Derivative substitution/reduction formula

[Sebastian L]

Hi, would someone be able to help me with this question?
Thanks very much in advance

 

[BigBeachBanana]

[math]\frac{\tanh^{n-1}(x)}{n-1}= \int \tanh^{n-2}(x) \text{sech}^{n-2}(x)\,dx=\dots[/math]Substitute and continue...

 

[AvgStudent]

[math]\frac{\tanh^{n-1}(x)}{n-1}= \int \tanh^{n-2}(x) \text{sech}^{n-2}(x)\,dx=\dots[/math]Substitute and continue...

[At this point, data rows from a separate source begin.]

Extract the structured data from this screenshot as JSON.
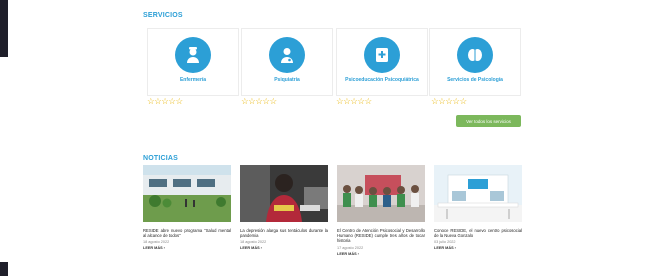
{
  "services": {
    "title": "SERVICIOS",
    "items": [
      {
        "label": "Enfermería",
        "icon": "nurse-icon",
        "rating": "☆☆☆☆☆"
      },
      {
        "label": "Psiquiatría",
        "icon": "doctor-icon",
        "rating": "☆☆☆☆☆"
      },
      {
        "label": "Psicoeducación Psicoquiátrica",
        "icon": "medical-book-icon",
        "rating": "☆☆☆☆☆"
      },
      {
        "label": "Servicios de Psicología",
        "icon": "brain-icon",
        "rating": "☆☆☆☆☆"
      }
    ],
    "cta_label": "Ver todos los servicios"
  },
  "news": {
    "title": "NOTICIAS",
    "items": [
      {
        "title": "RESIDE abre nuevo programa \"Salud mental al alcance de todos\"",
        "date": "18 agosto 2022",
        "more": "LEER MÁS ›"
      },
      {
        "title": "La depresión alarga sus tentáculos durante la pandemia",
        "date": "18 agosto 2022",
        "more": "LEER MÁS ›"
      },
      {
        "title": "El Centro de Atención Psicosocial y Desarrollo Humano (RESIDE) cumple tres años de tocar historia",
        "date": "17 agosto 2022",
        "more": "LEER MÁS ›"
      },
      {
        "title": "Conoce RESIDE, el nuevo centro psicosocial de la Nueva Gonzalo",
        "date": "03 julio 2022",
        "more": "LEER MÁS ›"
      }
    ]
  },
  "colors": {
    "accent": "#2c9fd6",
    "button": "#7cb85c",
    "stars": "#e8b400"
  }
}
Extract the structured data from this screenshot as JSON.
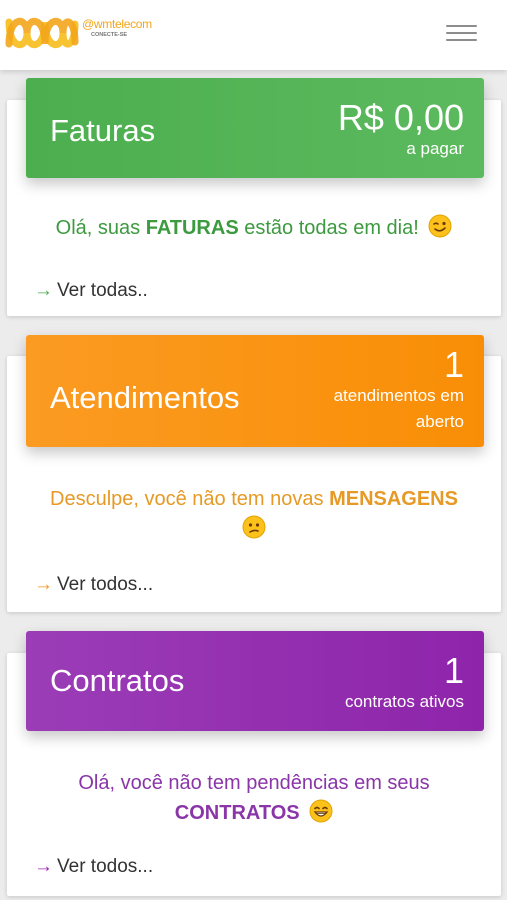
{
  "brand": {
    "name": "@wmtelecom",
    "tagline": "CONECTE-SE",
    "colors": {
      "primary": "#f3a51b",
      "secondary": "#f7c331"
    }
  },
  "faturas": {
    "title": "Faturas",
    "amount": "R$ 0,00",
    "amount_label": "a pagar",
    "message_prefix": "Olá, suas ",
    "message_bold": "FATURAS",
    "message_suffix": " estão todas em dia!",
    "emoji": "winking-face",
    "link": "Ver todas..",
    "color": "#4cae4f"
  },
  "atendimentos": {
    "title": "Atendimentos",
    "count": "1",
    "count_label_line1": "atendimentos em",
    "count_label_line2": "aberto",
    "message_prefix": "Desculpe, você não tem novas ",
    "message_bold": "MENSAGENS",
    "emoji": "confused-face",
    "link": "Ver todos...",
    "color": "#f7941d"
  },
  "contratos": {
    "title": "Contratos",
    "count": "1",
    "count_label": "contratos ativos",
    "message_prefix": "Olá, você não tem pendências em seus",
    "message_bold": "CONTRATOS",
    "emoji": "grinning-face",
    "link": "Ver todos...",
    "color": "#9c27b0"
  }
}
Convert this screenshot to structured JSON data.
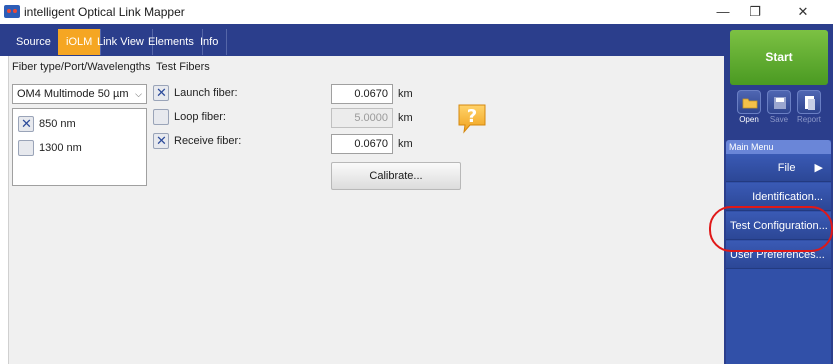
{
  "window": {
    "title": "intelligent Optical Link Mapper"
  },
  "tabs": [
    "Source",
    "iOLM",
    "Link View",
    "Elements",
    "Info"
  ],
  "active_tab": "iOLM",
  "left_panel": {
    "heading": "Fiber type/Port/Wavelengths",
    "fiber_type": "OM4 Multimode 50 µm",
    "wavelengths": [
      {
        "label": "850 nm",
        "checked": true
      },
      {
        "label": "1300 nm",
        "checked": false
      }
    ]
  },
  "test_fibers": {
    "heading": "Test Fibers",
    "launch": {
      "label": "Launch fiber:",
      "checked": true,
      "value": "0.0670",
      "unit": "km"
    },
    "loop": {
      "label": "Loop fiber:",
      "checked": false,
      "value": "5.0000",
      "unit": "km"
    },
    "receive": {
      "label": "Receive fiber:",
      "checked": true,
      "value": "0.0670",
      "unit": "km"
    },
    "calibrate_label": "Calibrate..."
  },
  "sidebar": {
    "start_label": "Start",
    "tools": [
      {
        "label": "Open"
      },
      {
        "label": "Save"
      },
      {
        "label": "Report"
      }
    ],
    "menu_header": "Main Menu",
    "menu_items": [
      {
        "label": "File"
      },
      {
        "label": "Identification..."
      },
      {
        "label": "Test Configuration..."
      },
      {
        "label": "User Preferences..."
      }
    ]
  },
  "colors": {
    "accent": "#f5a623",
    "brand": "#2b3e8c",
    "start": "#5aa82c",
    "highlight": "#e01818"
  }
}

How did you come up with that? I'm curious.

 

[Deleted member 4993]

How did you come up with that? I'm curious.

Equivalent relation in real domain:

 

[BigBeachBanana]

How did you come up with that? I'm curious.

Start by taking the derivative.
[math]\frac{d}{dx}\frac{\tanh^{n-1}x}{n-1}[/math]Then integrate both sides.

 

[AvgStudent]

Start by taking the derivative.
[math]\frac{d}{dx}\frac{\tanh^{n-1}x}{n-1}[/math]Then integrate both sides.

Oh! Nice trick. I was able to solve the OP's question.

 

[Steven G]

The standard way is to use integration by parts.

 

[BigBeachBanana]

[math]\frac{\tanh^{n-1}(x)}{n-1}= \int \tanh^{n-2}(x) \text{sech}^{\red{n-2}}(x)\,dx=\dots[/math]

There's an error in post#2.
Correction:
[math]\frac{\tanh^{n-1}(x)}{n-1}= \int \tanh^{n-2}(x) \text{sech}^{2}(x)\,dx=\dots[/math]Substitute and continue...